La Mort
Inspiration : “Dark reaper”, par Irina Nordsol Kuzmina
La Mort a pris de nombreuses formes à travers les âges et les civilisations. Je pense qu’elle prend l’apparence qu’on lui voit. Certains n’y croient pas, non pas à la cessation de l’existence, mais au principe d’une entité qui arracherait la vie et l’esprit des gens. Pour ces gens-là, mourir, c’est tout simplement s’éteindre. Ne plus penser à rien, perdre tout sens comme un, disparaître. Cette perspective m’effraie. Quoique la mort soit, j’espère qu’elle est aussi. Qu’après elle il n’y ait pas rien. Être spectateur intangible, ou hêtre spectateur réincarné - reboisé plutôt -, vaut mieux qu’un néant effrayant.
Erron le penseur m’a dit qu’il ne fallait pas être terrifié par cette perspective. Que, libéré de ses entraves à la fois physiques et spirituelles, lorsque la pensée s’envole et se délite, l’esprit atteint la félicité. Que le bonheur est dans le non-être. Si la vie n’est que malheur, alors l’équilibre des choses fera que la mort s’opposera à ce malheur. Erron était de ceux qui ne croyaient pas en la Mort. Je ne sais pas, encore aujourd’hui, si son esprit hante ces terres, ou s’il a trouvé la félicité dont il parlait dans le néant.
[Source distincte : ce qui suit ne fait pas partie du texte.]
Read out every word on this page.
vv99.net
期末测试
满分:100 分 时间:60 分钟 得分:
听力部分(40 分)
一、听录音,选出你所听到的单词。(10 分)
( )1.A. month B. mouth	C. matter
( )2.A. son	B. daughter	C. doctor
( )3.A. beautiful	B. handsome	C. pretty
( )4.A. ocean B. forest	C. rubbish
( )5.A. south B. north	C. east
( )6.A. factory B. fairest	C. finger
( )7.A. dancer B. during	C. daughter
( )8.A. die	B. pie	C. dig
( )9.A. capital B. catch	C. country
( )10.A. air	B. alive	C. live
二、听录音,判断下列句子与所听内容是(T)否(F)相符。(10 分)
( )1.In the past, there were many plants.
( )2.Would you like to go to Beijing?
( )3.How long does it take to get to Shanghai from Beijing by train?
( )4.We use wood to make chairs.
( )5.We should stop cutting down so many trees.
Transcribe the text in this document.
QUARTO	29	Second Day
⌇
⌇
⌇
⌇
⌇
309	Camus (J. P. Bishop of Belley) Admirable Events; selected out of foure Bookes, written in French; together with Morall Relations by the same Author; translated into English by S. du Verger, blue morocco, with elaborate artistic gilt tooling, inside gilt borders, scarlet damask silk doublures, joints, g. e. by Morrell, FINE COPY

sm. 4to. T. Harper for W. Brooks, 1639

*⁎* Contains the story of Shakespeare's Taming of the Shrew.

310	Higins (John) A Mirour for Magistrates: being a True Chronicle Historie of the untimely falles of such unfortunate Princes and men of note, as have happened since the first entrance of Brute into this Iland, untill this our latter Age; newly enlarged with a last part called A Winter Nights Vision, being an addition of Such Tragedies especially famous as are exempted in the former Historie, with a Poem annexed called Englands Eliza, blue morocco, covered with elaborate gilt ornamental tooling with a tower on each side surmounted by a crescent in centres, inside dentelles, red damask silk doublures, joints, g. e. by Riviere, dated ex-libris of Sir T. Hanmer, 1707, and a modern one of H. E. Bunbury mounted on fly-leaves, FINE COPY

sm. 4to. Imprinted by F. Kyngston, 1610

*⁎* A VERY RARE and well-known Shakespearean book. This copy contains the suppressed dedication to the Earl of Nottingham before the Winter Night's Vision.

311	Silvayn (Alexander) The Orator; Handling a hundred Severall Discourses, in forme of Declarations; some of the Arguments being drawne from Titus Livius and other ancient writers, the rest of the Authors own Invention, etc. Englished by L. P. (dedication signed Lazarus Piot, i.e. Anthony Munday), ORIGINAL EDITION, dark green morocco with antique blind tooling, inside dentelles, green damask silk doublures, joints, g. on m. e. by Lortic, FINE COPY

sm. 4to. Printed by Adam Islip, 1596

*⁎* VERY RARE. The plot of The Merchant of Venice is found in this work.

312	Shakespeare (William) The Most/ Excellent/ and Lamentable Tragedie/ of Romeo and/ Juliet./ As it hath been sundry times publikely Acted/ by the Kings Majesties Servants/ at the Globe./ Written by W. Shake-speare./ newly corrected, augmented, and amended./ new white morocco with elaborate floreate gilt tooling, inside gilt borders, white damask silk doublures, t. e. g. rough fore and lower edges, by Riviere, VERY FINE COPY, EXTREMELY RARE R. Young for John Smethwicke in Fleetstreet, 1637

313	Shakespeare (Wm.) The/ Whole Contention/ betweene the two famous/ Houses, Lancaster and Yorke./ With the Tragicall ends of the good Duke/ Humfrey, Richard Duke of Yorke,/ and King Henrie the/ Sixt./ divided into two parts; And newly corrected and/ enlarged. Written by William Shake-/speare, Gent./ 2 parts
Ces propos m’ont fait songer, mais je crois toujours fermement en la Mort. Elle existe, car j’y crois, et que ma seule pensée lui accorde l’existence. Je pensais la rencontrer vieux, paisiblement endormi dans une cabane ou un palais. Je l’imaginais en douce figure lumineuse, une angélique figure venant détacher mon contenu de son enveloppe.
Je n’ai pas pansé cette conception douteuse de la fin, ultimement, de toute vie. Pas plus que je n’ai pensé ces blessures, conséquences funestes d’une trahison muette. L’empire n’a pas besoin de réprimer toutes les révoltes lui-même. La discorde est une arme aussi efficace qu’une lame. Trois coups de poignard dans le dos, et autant dans mon cœur. Aucun mot ne fut prononcé. Mes doutes macabres étaient oubliés, la mort une compagne de chaque instant dans mon combat. Je me suis vu maintes fois mourir, éclatant, à l’issue d’une âpre bataille, mon sacrifice arrachant la victoire.
Le son mat de mon corps s’écroulant au sol, il n’y a eu que ça. Ils ne m’avaient pas tranché la gorge, j’aurais pu crier. Mais je n’en ai pas eu la force. Il s’en va maintenant, ses pas étouffés par la pierre sèche. Je n’entends plus ma propre respiration. Je ne respire peut-être déjà plus. Ma vision se brouille.
Je rouvre les yeux dans une forêt aux arbres morts. C’est donc ainsi que j’imaginais ma mort ? Il est si grand qu’il masque presque la lune, qui forme autour de sa tête comme une auréole. Un ange de la mort qui s’avance vers moi, faux à la main. Un frisson me parcourt, et je me relève. Voici donc ma dernière épreuve. Si cet ultime adversaire est la mort, et ce monde immaculé et vide dans son sillage le sort qu’il me destine, alors je dois l’affronter de face, fier de moi et de mon vécu, de ce que j’ai accompli pendant ces trente quatre courtes années.